“Radical discipleship, real conversion and lives lived in the power of transforming grace”

Christendom is dying.

By Christendom, I mean cultural Christianity, the public and nominally Christian civil religion that is in the air we breathe in the United States—and even more strongly in the American South. That beast that gets riled up about praying over the P.A. system before high school football games and Ten Commandment displays in courthouses.

My Irish Presbyterian friend Kevin Hargaden analyzes the same survey that I discussed last week, this time applying it to Christianity in Ireland. Far from the fearful hand-wringing that sometimes greets news of encroaching secularism here, Kevin is positively upbeat. I share his optimism for the most part. Christendom is a distraction, a way of evading the radical demands of the gospel.

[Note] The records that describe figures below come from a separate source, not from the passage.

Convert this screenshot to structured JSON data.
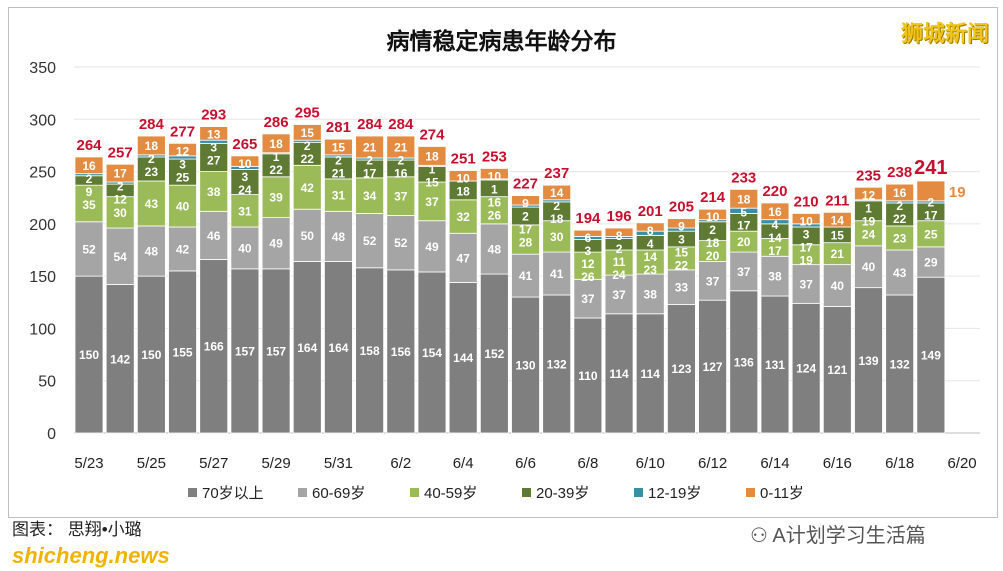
{
  "watermark": "狮城新闻",
  "credit": "图表： 思翔•小璐",
  "site": "shicheng.news",
  "wechat": "A计划学习生活篇",
  "colors": {
    "70+": "#7f7f7f",
    "60-69": "#a5a5a5",
    "40-59": "#9bbb59",
    "20-39": "#5f7a33",
    "12-19": "#3a8ea5",
    "0-11": "#e38b40",
    "total": "#c8102e"
  },
  "chart_data": {
    "type": "bar",
    "stacked": true,
    "title": "病情稳定病患年龄分布",
    "ylim": [
      0,
      350
    ],
    "yticks": [
      0,
      50,
      100,
      150,
      200,
      250,
      300,
      350
    ],
    "grid": true,
    "legend": "bottom",
    "categories": [
      "5/23",
      "5/24",
      "5/25",
      "5/26",
      "5/27",
      "5/28",
      "5/29",
      "5/30",
      "5/31",
      "6/1",
      "6/2",
      "6/3",
      "6/4",
      "6/5",
      "6/6",
      "6/7",
      "6/8",
      "6/9",
      "6/10",
      "6/11",
      "6/12",
      "6/13",
      "6/14",
      "6/15",
      "6/16",
      "6/17",
      "6/18",
      "6/19",
      "6/20"
    ],
    "xtick_labels": [
      "5/23",
      "5/25",
      "5/27",
      "5/29",
      "5/31",
      "6/2",
      "6/4",
      "6/6",
      "6/8",
      "6/10",
      "6/12",
      "6/14",
      "6/16",
      "6/18",
      "6/20"
    ],
    "series": [
      {
        "name": "70岁以上",
        "key": "70+",
        "values": [
          150,
          142,
          150,
          155,
          166,
          157,
          157,
          164,
          164,
          158,
          156,
          154,
          144,
          152,
          130,
          132,
          110,
          114,
          114,
          123,
          127,
          136,
          131,
          124,
          121,
          139,
          132,
          149,
          null
        ]
      },
      {
        "name": "60-69岁",
        "key": "60-69",
        "values": [
          52,
          54,
          48,
          42,
          46,
          40,
          49,
          50,
          48,
          52,
          52,
          49,
          47,
          48,
          41,
          41,
          37,
          37,
          38,
          33,
          37,
          37,
          38,
          37,
          40,
          40,
          43,
          29,
          null
        ]
      },
      {
        "name": "40-59岁",
        "key": "40-59",
        "values": [
          35,
          30,
          43,
          40,
          38,
          31,
          39,
          42,
          31,
          34,
          37,
          37,
          32,
          26,
          28,
          30,
          26,
          24,
          23,
          22,
          20,
          20,
          17,
          19,
          21,
          24,
          23,
          25,
          null
        ]
      },
      {
        "name": "20-39岁",
        "key": "20-39",
        "values": [
          9,
          12,
          23,
          25,
          27,
          24,
          22,
          22,
          21,
          17,
          16,
          15,
          18,
          16,
          17,
          18,
          12,
          11,
          14,
          15,
          18,
          17,
          14,
          17,
          15,
          19,
          22,
          17,
          null
        ]
      },
      {
        "name": "12-19岁",
        "key": "12-19",
        "values": [
          2,
          2,
          2,
          3,
          3,
          3,
          1,
          2,
          2,
          2,
          2,
          1,
          0,
          1,
          2,
          2,
          3,
          2,
          4,
          3,
          2,
          5,
          4,
          3,
          0,
          1,
          2,
          2,
          null
        ]
      },
      {
        "name": "0-11岁",
        "key": "0-11",
        "values": [
          16,
          17,
          18,
          12,
          13,
          10,
          18,
          15,
          15,
          21,
          21,
          18,
          10,
          10,
          9,
          14,
          6,
          8,
          8,
          9,
          10,
          18,
          16,
          10,
          14,
          12,
          16,
          19,
          null
        ]
      }
    ],
    "totals": [
      264,
      257,
      284,
      277,
      293,
      265,
      286,
      295,
      281,
      284,
      284,
      274,
      251,
      253,
      227,
      237,
      194,
      196,
      201,
      205,
      214,
      233,
      220,
      210,
      211,
      235,
      238,
      241,
      null
    ]
  }
}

This study reveals the vanishing point of the Christendom mentality. The age when you could rely on inertia and the force of grandparents nagging and the primary school education to knock a few people into church on a Sunday morning during which time they’d worry about their week’s to-do list, looking up only at communion, doodling through the sermon and emptying a few shekels into a plate is passing.

Hallelujah!

There is no other way for the church to go than pursuing radical discipleship, real conversion and lives lived in the power of transforming grace. Older leaders will feel hurt- “isn’t this what we’re about?”, they’ll say. Well for some, this has been the goal and to them we can say thank you for the real seam of health that does exist in Irish Christianity. But that seam is in the minority. And we might as well dedicate ourselves to unicorns if we think we can honestly claim that the last two generations of Irish Christianity have been about discipleship, conversion and grace. The current physical body of Christ is a hulking institution hollow on the inside. The next generations will see the churches humbled still further, pushed to the margins, emptied of social significance and this is a thing we should be excited about. Instead of policing the secret pleasures of others or exerting our influence around the rich and powerful we can get back to what we’re meant to be about.

James Davison Hunter has written a new book that apparently touches on these same things. He argues that the church should be about what he calls “faithful presence.” It’s on my to-read list. But here’s an interesting interview with him about it in the Other Journal.

Here’s a question I haven’t heard anyone address: To what extent will Christianity in the Western industrialized world be affected by the explosive growth of Christianity (often in a Pentecostal form) in the global south?